The nitrogen cycle in the ocean, past and present


2nd NICOPP meeting, Halifax, Canada, 8-10 July 2011

Discussions among the 21 scientists attending the NICOPP 2011 meeting confirm that this is an exciting time to be studying nitrogen (N) cycling in the past and present oceans. For example, measurements of the N isotopic composition (δ15N) of marine nitrate and nitrite (the most widely available forms of marine N) are now relatively commonplace and sedimentary reconstructions of past N cycling processes are becoming increasingly sophisticated through the use of microfossil-bound and compound-specific δ15N. These new techniques allow us to identify isotopic distinctions between sedimentary and species size fractions, which promise to provide an even more detailed look at past N cycling and related ocean conditions. Furthermore, the laboratory-based data provide crucial benchmarks for computer-based simulations of the marine N cycle. All of these approaches provide insight to ocean productivity and the biogeochemical processes associated with both N and carbon cycling, such as nitrate assimilation by phytoplankton and denitrification in oxygen-deficient zones.
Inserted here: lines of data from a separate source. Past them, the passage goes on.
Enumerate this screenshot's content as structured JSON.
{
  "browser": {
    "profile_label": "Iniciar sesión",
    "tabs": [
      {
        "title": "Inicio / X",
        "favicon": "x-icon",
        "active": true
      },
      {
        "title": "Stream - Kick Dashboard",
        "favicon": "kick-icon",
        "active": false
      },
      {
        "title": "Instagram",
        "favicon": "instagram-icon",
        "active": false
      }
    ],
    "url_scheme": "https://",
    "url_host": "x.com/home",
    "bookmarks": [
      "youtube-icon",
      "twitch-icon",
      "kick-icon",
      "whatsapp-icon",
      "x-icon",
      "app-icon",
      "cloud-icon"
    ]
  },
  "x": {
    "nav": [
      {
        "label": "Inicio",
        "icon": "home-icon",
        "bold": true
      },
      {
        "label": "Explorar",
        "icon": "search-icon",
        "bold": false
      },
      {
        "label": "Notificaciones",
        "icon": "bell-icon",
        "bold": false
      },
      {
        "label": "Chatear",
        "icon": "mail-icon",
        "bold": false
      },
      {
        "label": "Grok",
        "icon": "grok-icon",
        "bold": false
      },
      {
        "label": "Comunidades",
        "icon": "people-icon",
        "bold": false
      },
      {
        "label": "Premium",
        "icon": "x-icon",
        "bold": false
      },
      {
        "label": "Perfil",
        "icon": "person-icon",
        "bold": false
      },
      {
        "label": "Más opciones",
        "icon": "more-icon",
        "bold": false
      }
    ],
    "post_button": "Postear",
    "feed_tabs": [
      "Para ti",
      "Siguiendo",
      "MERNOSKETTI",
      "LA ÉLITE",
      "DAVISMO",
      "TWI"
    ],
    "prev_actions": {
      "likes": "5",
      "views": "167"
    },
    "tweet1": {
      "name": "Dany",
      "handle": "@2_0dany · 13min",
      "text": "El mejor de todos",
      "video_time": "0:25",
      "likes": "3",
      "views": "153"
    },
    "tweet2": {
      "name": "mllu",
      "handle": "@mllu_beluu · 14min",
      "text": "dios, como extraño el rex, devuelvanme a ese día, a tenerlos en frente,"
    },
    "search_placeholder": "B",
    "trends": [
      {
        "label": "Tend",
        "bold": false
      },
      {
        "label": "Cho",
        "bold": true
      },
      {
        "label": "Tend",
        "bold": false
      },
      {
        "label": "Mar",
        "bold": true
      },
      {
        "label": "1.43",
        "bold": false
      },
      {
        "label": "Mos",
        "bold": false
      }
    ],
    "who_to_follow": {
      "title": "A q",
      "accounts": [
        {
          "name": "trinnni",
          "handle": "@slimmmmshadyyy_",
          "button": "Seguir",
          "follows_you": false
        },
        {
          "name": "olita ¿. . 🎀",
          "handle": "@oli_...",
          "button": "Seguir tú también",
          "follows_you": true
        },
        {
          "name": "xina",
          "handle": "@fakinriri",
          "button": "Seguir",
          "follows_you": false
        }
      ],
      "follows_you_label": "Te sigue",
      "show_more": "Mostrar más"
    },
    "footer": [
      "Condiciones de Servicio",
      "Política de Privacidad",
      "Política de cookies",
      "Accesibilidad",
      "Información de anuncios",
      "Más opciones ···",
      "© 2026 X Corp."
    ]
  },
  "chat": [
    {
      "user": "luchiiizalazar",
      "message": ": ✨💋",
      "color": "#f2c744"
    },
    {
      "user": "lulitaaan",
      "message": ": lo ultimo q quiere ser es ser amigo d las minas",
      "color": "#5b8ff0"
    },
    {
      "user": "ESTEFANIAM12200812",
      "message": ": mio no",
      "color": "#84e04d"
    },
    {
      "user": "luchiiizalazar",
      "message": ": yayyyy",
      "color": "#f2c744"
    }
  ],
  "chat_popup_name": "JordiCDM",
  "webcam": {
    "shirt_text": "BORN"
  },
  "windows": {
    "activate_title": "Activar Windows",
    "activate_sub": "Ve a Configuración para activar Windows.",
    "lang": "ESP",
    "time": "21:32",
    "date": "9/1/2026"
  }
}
Past N cycling was a dominant topic for two themes of the meeting: the global sediment δ15N database (proposed at NICOPP 2010, Galbraith et al. 2010) and the impact of diagenesis on whole sediment δ15N (total combustible sedimentary N; also known as “bulk”).

Global sediment δ15N database

To date, 138 records of whole sediment δ15N variability covering the last ca. 2.5 Ma have been compiled into a database, which will be described in a publication and made available to the community shortly (Fig. 1). The compilation is promising but also highlights the need for enhanced geographical coverage in particular in the largely neglected subtropical gyres and most of the Southern Hemisphere. This sediment δ15N database will be a powerful tool for reconciling marine N cycling with past changes in the mean climate state.
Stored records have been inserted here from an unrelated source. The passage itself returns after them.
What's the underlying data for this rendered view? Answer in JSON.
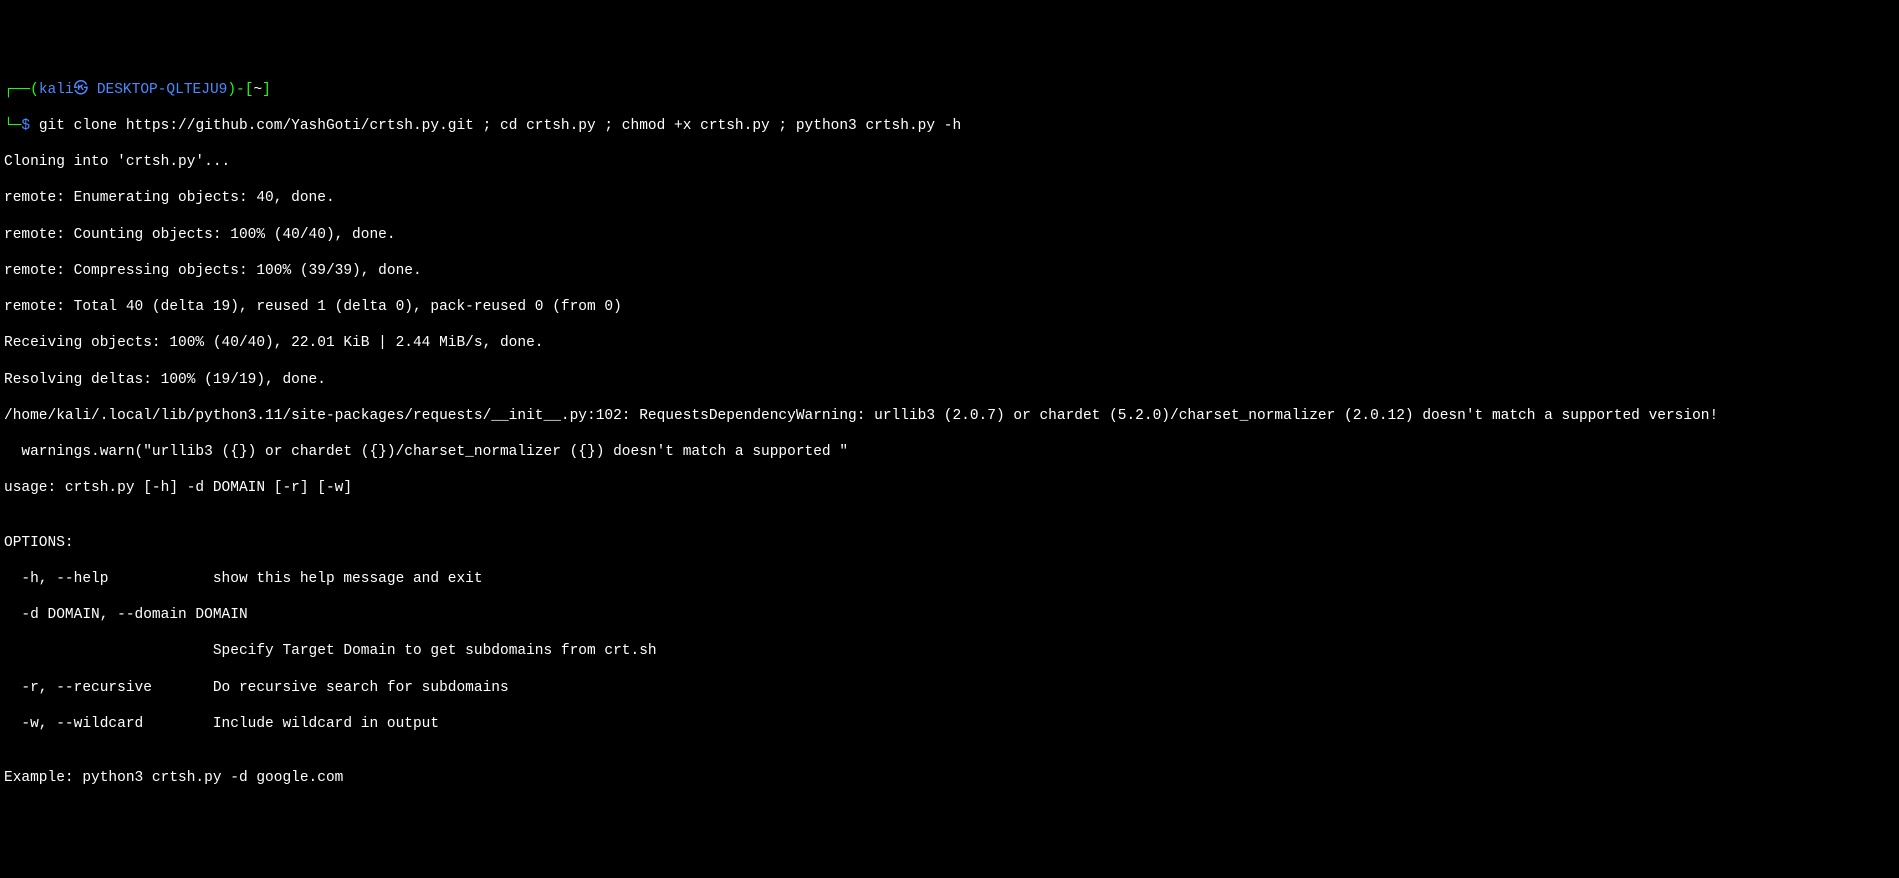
{
  "prompt": {
    "left_corner": "┌──(",
    "user_host": "kali㉿ DESKTOP-QLTEJU9",
    "mid": ")-[",
    "cwd": "~",
    "right_bracket": "]",
    "bottom_corner": "└─",
    "dollar": "$ ",
    "command": "git clone https://github.com/YashGoti/crtsh.py.git ; cd crtsh.py ; chmod +x crtsh.py ; python3 crtsh.py -h"
  },
  "lines": {
    "l01": "Cloning into 'crtsh.py'...",
    "l02": "remote: Enumerating objects: 40, done.",
    "l03": "remote: Counting objects: 100% (40/40), done.",
    "l04": "remote: Compressing objects: 100% (39/39), done.",
    "l05": "remote: Total 40 (delta 19), reused 1 (delta 0), pack-reused 0 (from 0)",
    "l06": "Receiving objects: 100% (40/40), 22.01 KiB | 2.44 MiB/s, done.",
    "l07": "Resolving deltas: 100% (19/19), done.",
    "l08": "/home/kali/.local/lib/python3.11/site-packages/requests/__init__.py:102: RequestsDependencyWarning: urllib3 (2.0.7) or chardet (5.2.0)/charset_normalizer (2.0.12) doesn't match a supported version!",
    "l09": "  warnings.warn(\"urllib3 ({}) or chardet ({})/charset_normalizer ({}) doesn't match a supported \"",
    "l10": "usage: crtsh.py [-h] -d DOMAIN [-r] [-w]",
    "l11": "",
    "l12": "OPTIONS:",
    "l13": "  -h, --help            show this help message and exit",
    "l14": "  -d DOMAIN, --domain DOMAIN",
    "l15": "                        Specify Target Domain to get subdomains from crt.sh",
    "l16": "  -r, --recursive       Do recursive search for subdomains",
    "l17": "  -w, --wildcard        Include wildcard in output",
    "l18": "",
    "l19": "Example: python3 crtsh.py -d google.com"
  }
}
The influence of diagenesis

Even with significant developments in the use of alternate sedimentological δ15N records such as microfossil-bound and compound-specific δ15N, much of our knowledge of past N cycling processes will continue to rely on whole sediment δ15N, given that it can be measured in any sediment at relatively low cost. However, at some sites, coretop whole sediment δ15N is elevated relative to the expected export from the modern surface ocean. The underlying cause of the δ15N enrichment is assumed to be the preferential loss of 14N during the remineralization of freshly deposited organic matter or “diagenetic fractionation”.
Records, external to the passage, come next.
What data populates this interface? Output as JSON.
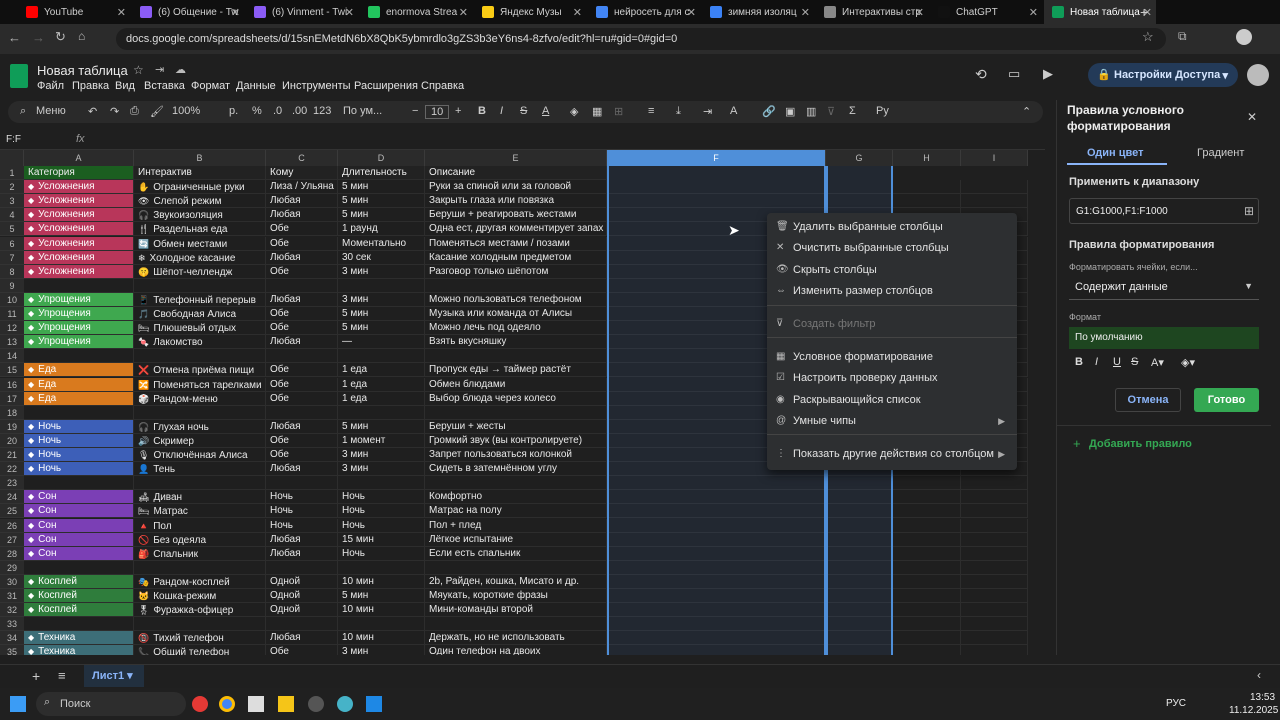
{
  "tabs": [
    {
      "label": "YouTube",
      "color": "#ff0000"
    },
    {
      "label": "(6) Общение - Tw",
      "color": "#8b5cf6"
    },
    {
      "label": "(6) Vinment - Twi",
      "color": "#8b5cf6"
    },
    {
      "label": "enormova Strea",
      "color": "#22c55e"
    },
    {
      "label": "Яндекс Музы",
      "color": "#facc15"
    },
    {
      "label": "нейросеть для с",
      "color": "#4285f4"
    },
    {
      "label": "зимняя изоляц",
      "color": "#3b82f6"
    },
    {
      "label": "Интерактивы стр",
      "color": "#888888"
    },
    {
      "label": "ChatGPT",
      "color": "#111111"
    },
    {
      "label": "Новая таблица -",
      "color": "#0f9d58"
    }
  ],
  "url": "docs.google.com/spreadsheets/d/15snEMetdN6bX8QbK5ybmrdlo3gZS3b3eY6ns4-8zfvo/edit?hl=ru#gid=0#gid=0",
  "doc": {
    "title": "Новая таблица",
    "share": "Настройки Доступа"
  },
  "menus": [
    "Файл",
    "Правка",
    "Вид",
    "Вставка",
    "Формат",
    "Данные",
    "Инструменты",
    "Расширения",
    "Справка"
  ],
  "toolbar": {
    "search": "Меню",
    "zoom": "100%",
    "currency": "р.",
    "percent": "%",
    "dec1": ".0",
    "dec2": ".00",
    "num": "123",
    "font": "По ум...",
    "size": "10"
  },
  "namebox": "F:F",
  "columns": [
    {
      "label": "",
      "w": 24
    },
    {
      "label": "A",
      "w": 110
    },
    {
      "label": "B",
      "w": 132
    },
    {
      "label": "C",
      "w": 72
    },
    {
      "label": "D",
      "w": 87
    },
    {
      "label": "E",
      "w": 182
    },
    {
      "label": "F",
      "w": 219
    },
    {
      "label": "G",
      "w": 67
    },
    {
      "label": "H",
      "w": 68
    },
    {
      "label": "I",
      "w": 67
    }
  ],
  "header_row": {
    "num": "1",
    "cells": [
      "Категория",
      "Интерактив",
      "Кому",
      "Длительность",
      "Описание"
    ]
  },
  "rows": [
    {
      "num": "2",
      "cat": "Усложнения",
      "color": "#b8365a",
      "icon": "✋",
      "b": "Ограниченные руки",
      "c": "Лиза / Ульяна",
      "d": "5 мин",
      "e": "Руки за спиной или за головой"
    },
    {
      "num": "3",
      "cat": "Усложнения",
      "color": "#b8365a",
      "icon": "👁",
      "b": "Слепой режим",
      "c": "Любая",
      "d": "5 мин",
      "e": "Закрыть глаза или повязка"
    },
    {
      "num": "4",
      "cat": "Усложнения",
      "color": "#b8365a",
      "icon": "🎧",
      "b": "Звукоизоляция",
      "c": "Любая",
      "d": "5 мин",
      "e": "Беруши + реагировать жестами"
    },
    {
      "num": "5",
      "cat": "Усложнения",
      "color": "#b8365a",
      "icon": "🍴",
      "b": "Раздельная еда",
      "c": "Обе",
      "d": "1 раунд",
      "e": "Одна ест, другая комментирует запах"
    },
    {
      "num": "6",
      "cat": "Усложнения",
      "color": "#b8365a",
      "icon": "🔄",
      "b": "Обмен местами",
      "c": "Обе",
      "d": "Моментально",
      "e": "Поменяться местами / позами"
    },
    {
      "num": "7",
      "cat": "Усложнения",
      "color": "#b8365a",
      "icon": "❄",
      "b": "Холодное касание",
      "c": "Любая",
      "d": "30 сек",
      "e": "Касание холодным предметом"
    },
    {
      "num": "8",
      "cat": "Усложнения",
      "color": "#b8365a",
      "icon": "🤫",
      "b": "Шёпот-челлендж",
      "c": "Обе",
      "d": "3 мин",
      "e": "Разговор только шёпотом"
    },
    {
      "num": "9",
      "cat": "",
      "color": "",
      "icon": "",
      "b": "",
      "c": "",
      "d": "",
      "e": ""
    },
    {
      "num": "10",
      "cat": "Упрощения",
      "color": "#3fa84f",
      "icon": "📱",
      "b": "Телефонный перерыв",
      "c": "Любая",
      "d": "3 мин",
      "e": "Можно пользоваться телефоном"
    },
    {
      "num": "11",
      "cat": "Упрощения",
      "color": "#3fa84f",
      "icon": "🎵",
      "b": "Свободная Алиса",
      "c": "Обе",
      "d": "5 мин",
      "e": "Музыка или команда от Алисы"
    },
    {
      "num": "12",
      "cat": "Упрощения",
      "color": "#3fa84f",
      "icon": "🛏",
      "b": "Плюшевый отдых",
      "c": "Обе",
      "d": "5 мин",
      "e": "Можно лечь под одеяло"
    },
    {
      "num": "13",
      "cat": "Упрощения",
      "color": "#3fa84f",
      "icon": "🍬",
      "b": "Лакомство",
      "c": "Любая",
      "d": "—",
      "e": "Взять вкусняшку"
    },
    {
      "num": "14",
      "cat": "",
      "color": "",
      "icon": "",
      "b": "",
      "c": "",
      "d": "",
      "e": ""
    },
    {
      "num": "15",
      "cat": "Еда",
      "color": "#d97a1e",
      "icon": "❌",
      "b": "Отмена приёма пищи",
      "c": "Обе",
      "d": "1 еда",
      "e": "Пропуск еды → таймер растёт"
    },
    {
      "num": "16",
      "cat": "Еда",
      "color": "#d97a1e",
      "icon": "🔀",
      "b": "Поменяться тарелками",
      "c": "Обе",
      "d": "1 еда",
      "e": "Обмен блюдами"
    },
    {
      "num": "17",
      "cat": "Еда",
      "color": "#d97a1e",
      "icon": "🎲",
      "b": "Рандом-меню",
      "c": "Обе",
      "d": "1 еда",
      "e": "Выбор блюда через колесо"
    },
    {
      "num": "18",
      "cat": "",
      "color": "",
      "icon": "",
      "b": "",
      "c": "",
      "d": "",
      "e": ""
    },
    {
      "num": "19",
      "cat": "Ночь",
      "color": "#3d5fb8",
      "icon": "🎧",
      "b": "Глухая ночь",
      "c": "Любая",
      "d": "5 мин",
      "e": "Беруши + жесты"
    },
    {
      "num": "20",
      "cat": "Ночь",
      "color": "#3d5fb8",
      "icon": "🔊",
      "b": "Скример",
      "c": "Обе",
      "d": "1 момент",
      "e": "Громкий звук (вы контролируете)"
    },
    {
      "num": "21",
      "cat": "Ночь",
      "color": "#3d5fb8",
      "icon": "🎙",
      "b": "Отключённая Алиса",
      "c": "Обе",
      "d": "3 мин",
      "e": "Запрет пользоваться колонкой"
    },
    {
      "num": "22",
      "cat": "Ночь",
      "color": "#3d5fb8",
      "icon": "👤",
      "b": "Тень",
      "c": "Любая",
      "d": "3 мин",
      "e": "Сидеть в затемнённом углу"
    },
    {
      "num": "23",
      "cat": "",
      "color": "",
      "icon": "",
      "b": "",
      "c": "",
      "d": "",
      "e": ""
    },
    {
      "num": "24",
      "cat": "Сон",
      "color": "#7b3fb5",
      "icon": "🛋",
      "b": "Диван",
      "c": "Ночь",
      "d": "Ночь",
      "e": "Комфортно"
    },
    {
      "num": "25",
      "cat": "Сон",
      "color": "#7b3fb5",
      "icon": "🛏",
      "b": "Матрас",
      "c": "Ночь",
      "d": "Ночь",
      "e": "Матрас на полу"
    },
    {
      "num": "26",
      "cat": "Сон",
      "color": "#7b3fb5",
      "icon": "🔺",
      "b": "Пол",
      "c": "Ночь",
      "d": "Ночь",
      "e": "Пол + плед"
    },
    {
      "num": "27",
      "cat": "Сон",
      "color": "#7b3fb5",
      "icon": "🚫",
      "b": "Без одеяла",
      "c": "Любая",
      "d": "15 мин",
      "e": "Лёгкое испытание"
    },
    {
      "num": "28",
      "cat": "Сон",
      "color": "#7b3fb5",
      "icon": "🎒",
      "b": "Спальник",
      "c": "Любая",
      "d": "Ночь",
      "e": "Если есть спальник"
    },
    {
      "num": "29",
      "cat": "",
      "color": "",
      "icon": "",
      "b": "",
      "c": "",
      "d": "",
      "e": ""
    },
    {
      "num": "30",
      "cat": "Косплей",
      "color": "#2f7d3c",
      "icon": "🎭",
      "b": "Рандом-косплей",
      "c": "Одной",
      "d": "10 мин",
      "e": "2b, Райден, кошка, Мисато и др."
    },
    {
      "num": "31",
      "cat": "Косплей",
      "color": "#2f7d3c",
      "icon": "🐱",
      "b": "Кошка-режим",
      "c": "Одной",
      "d": "5 мин",
      "e": "Мяукать, короткие фразы"
    },
    {
      "num": "32",
      "cat": "Косплей",
      "color": "#2f7d3c",
      "icon": "🎖",
      "b": "Фуражка-офицер",
      "c": "Одной",
      "d": "10 мин",
      "e": "Мини-команды второй"
    },
    {
      "num": "33",
      "cat": "",
      "color": "",
      "icon": "",
      "b": "",
      "c": "",
      "d": "",
      "e": ""
    },
    {
      "num": "34",
      "cat": "Техника",
      "color": "#3d6e78",
      "icon": "📵",
      "b": "Тихий телефон",
      "c": "Любая",
      "d": "10 мин",
      "e": "Держать, но не использовать"
    },
    {
      "num": "35",
      "cat": "Техника",
      "color": "#3d6e78",
      "icon": "📞",
      "b": "Общий телефон",
      "c": "Обе",
      "d": "3 мин",
      "e": "Один телефон на двоих"
    }
  ],
  "context_menu": [
    {
      "icon": "🗑",
      "label": "Удалить выбранные столбцы",
      "disabled": false,
      "sub": false
    },
    {
      "icon": "✕",
      "label": "Очистить выбранные столбцы",
      "disabled": false,
      "sub": false
    },
    {
      "icon": "👁",
      "label": "Скрыть столбцы",
      "disabled": false,
      "sub": false
    },
    {
      "icon": "⇔",
      "label": "Изменить размер столбцов",
      "disabled": false,
      "sub": false
    },
    {
      "icon": "⊽",
      "label": "Создать фильтр",
      "disabled": true,
      "sub": false
    },
    {
      "icon": "▦",
      "label": "Условное форматирование",
      "disabled": false,
      "sub": false
    },
    {
      "icon": "☑",
      "label": "Настроить проверку данных",
      "disabled": false,
      "sub": false
    },
    {
      "icon": "◉",
      "label": "Раскрывающийся список",
      "disabled": false,
      "sub": false
    },
    {
      "icon": "@",
      "label": "Умные чипы",
      "disabled": false,
      "sub": true
    },
    {
      "icon": "⋮",
      "label": "Показать другие действия со столбцом",
      "disabled": false,
      "sub": true
    }
  ],
  "panel": {
    "title": "Правила условного форматирования",
    "tab1": "Один цвет",
    "tab2": "Градиент",
    "range_label": "Применить к диапазону",
    "range_value": "G1:G1000,F1:F1000",
    "rules_label": "Правила форматирования",
    "cond_label": "Форматировать ячейки, если...",
    "cond_value": "Содержит данные",
    "format_label": "Формат",
    "preview": "По умолчанию",
    "cancel": "Отмена",
    "done": "Готово",
    "add": "Добавить правило"
  },
  "sheet": {
    "name": "Лист1"
  },
  "taskbar": {
    "search": "Поиск",
    "lang": "РУС",
    "time": "13:53",
    "date": "11.12.2025"
  }
}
This issue was a major concern of NICOPP 2011 with several presentations dedicated to using the global sediment δ15N database and whole sediment / microfossil δ15N measurements to discuss why and where diagenetic fractionation is important. Among these discussions, several investigators independently converged on the finding that coretop whole sediment δ15N in the deep-sea, which ranges from 1-17‰, is on average 2 ± 2‰ higher than values from sediment trap time series at the same sites. However, where coretop sediments were measured for both whole sediment and microfossil-bound δ15N (assumed to be resistant to diagenetic alteration) they generally agreed. These findings suggest that coincident measurements of whole sediment and microfossil-bound / compound-specific δ15N will help answer why deep-sea coretop sediment δ15N is elevated, by illuminating the molecular transformation of sedimentary organic matter. Furthermore, where the fidelity of whole sediment δ15N is assured (i.e. in the case of little terrigenous input and minimal diagenetic fractionation) differences with microfossil-bound δ15N could provide new insight to surface ocean N cycling processes.

Interlaboratory calibration

On a different note, a laboratory intercalibration was proposed to optimize comparison between whole sediment δ15N records. Laboratories interested in joining the effort should please contact Mark Altabet (This email address is being protected from spambots. You need JavaScript enabled to view it.).


Figure 1: Global distribution of available sedimentary δ15N records, together with their respective temporal coverage and resolution. Cores that do not cover the last glacial cycle are marked by an open symbol.